Choć stacji paliw jest mniej niż 7 tys., to sklepy działające na ich terenie generują już ponad 12 mld zł obrotów. Walka o klientów będzie się zaostrzać, zwłaszcza z kurczącym się sektorem handlu tradycyjnego - informuje w piątek "Rzeczpospolita”.
Jak pisze gazeta, stacje paliw, oczywiście, nigdy nie będą sektorem mogącym podjąć rywalizację z dyskontami - niemniej ich pozycja w ostatnich latach zdecydowanie się umacnia.

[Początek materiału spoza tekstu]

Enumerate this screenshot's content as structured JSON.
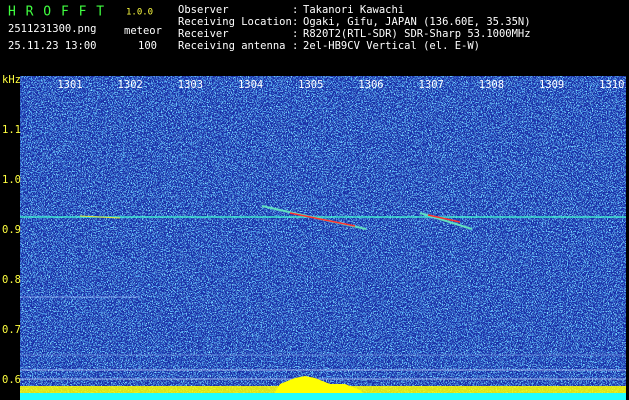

"Obroty rosną w przeciwieństwie do przychodów tradycyjnych sklepów, które z roku na rok spadają. W tym roku stacje, przy znacznie mniejszej liczebności, wygenerują już ok. połowę sprzedaży wypracowanej przez ok. 50 tys. tradycyjnych sklepików - wynika z danych Euromonitor International" - czytamy w "Rz".
Z badania BioStat dla BusinessWell. com wynika, że 89,4 proc. badanych podczas zakupów na stacji kupiło też coś z oferty pozapaliwowej. Kryteriami decydującymi o wyborze stacji wcale nie są ceny, ale decyduje lokalizacja, obsługa, a dopiero potem marka operatora - podano.
Gazeta informuje, że na rynku stacji paliw testowane są pomysły współpracy operatorów sieci stacji ze znanymi markami tradycyjnego handlu.
Chodzi m.in. o Carrefour czy Auchan, które współpracuje z BP oraz sklepy Spar na stacjach AVIA.